7. Charlotte Gainsbourg
I’m not terribly familiar with Charlotte’s vocal abilities, but her performance as “She” in Lars von Trier’s Antichrist is the most intentionally ironic erotic thing I have ever seen. Coming to American Theatres November 4, 2011: Gainsbourg as another ineffably arousing tortured female in von Trier’s Melancholia.
6. Lydia Lunch
I’m sure that Lydia Lunch would be deeply offended to be considered a “musician,” so, for that, I apologize. However, the fact that she produced one of the most genius musical transgressions of the 70s (Teenage Jesus and the Jerks) and went on to be the muse of the 80s’ coolest film movement (The Cinema of Transgression) means that she simply must be a part of this list.
5. Courtney Love
Courtney Love is the perfect example of how to use a rock star in film. Ms. Love isn’t classically trained in anything, so you need to pander to her strengths. The powerful female who, against all odds, escapes an abusive relationship? No. The strong, yet eccentric, single mother of five who struggles to provide for her family in the housing projects? No. A dominatrix? Nancy Spungen’s buddy? One of Basquiat’s broads? Larry Flynt’s drug-addled bitch? Joan-Fucking-Vollmer Burroughs? YES, YES, YES!!!
4. Rob Zombie
I realize that this entry alienates me from both hipsters and cinephiles, but House of 1000 Corpses, The Devil’s Rejects, Halloween, and Halloween II are the only movies that have gotten me into a megaplex in the past decade which, if you know me, is quite a shining accomplishment.
3. The Dandy Warhols
Not only did the Dandys star in Dig!, the best rock doc since Dont Look Back, but they were also featured in Michael Winterbottom’s 9 Songs, which is more or less 69 minutes of unsimulated sex, drugs, and Rock’N’Roll… in other words, the most Rock’N’Roll film ever made about Rock’N’Roll.
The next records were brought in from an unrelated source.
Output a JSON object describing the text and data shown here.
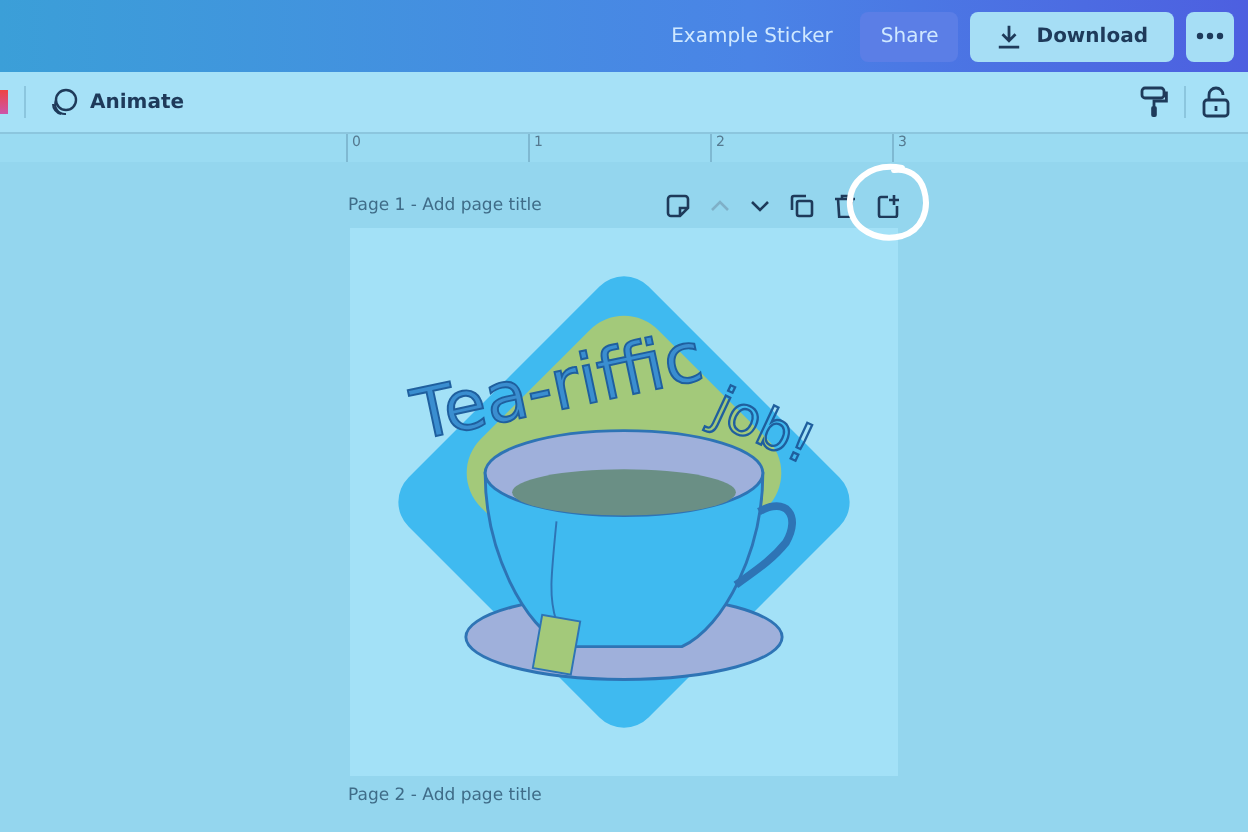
{
  "top_bar": {
    "design_title": "Example Sticker",
    "share_button": "Share",
    "download_button": "Download"
  },
  "toolbar": {
    "animate_button": "Animate"
  },
  "ruler": {
    "marks": [
      "0",
      "1",
      "2",
      "3"
    ]
  },
  "pages": [
    {
      "title": "Page 1 - Add page title",
      "actions": [
        {
          "kind": "note",
          "disabled": false
        },
        {
          "kind": "up",
          "disabled": true
        },
        {
          "kind": "down",
          "disabled": false
        },
        {
          "kind": "copy",
          "disabled": false
        },
        {
          "kind": "delete",
          "disabled": false
        },
        {
          "kind": "add",
          "disabled": false,
          "circled": true
        }
      ],
      "sticker": {
        "line_1": "Tea-riffic",
        "line_2": "job!"
      }
    },
    {
      "title": "Page 2 - Add page title"
    }
  ]
}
The Pixies aren’t cinematic in any traditional sense. In fact, the 2006 documentary loudQUIETloud: a film about The Pixies confirmed that they’re about as exciting as your uncle whose band once won a contest to open for Depeche Mode on the local stop of the Black Celebration tour. But isn’t that the most charming thing about them? Anyone who can write a pop song about Un chien andalou deserves an A+ in life. And a band that can, additionally, turn Eraserhead’s musical number into a charming slow dance deserves extra credit.
I’m well aware that my language makes it incredibly apparent that I am constantly trapped in about a billion of my own, hypothetical romances, but Lars von Trier’s Dancer in the Dark includes the most impressive contribution of a musician to cinema that history will ever see.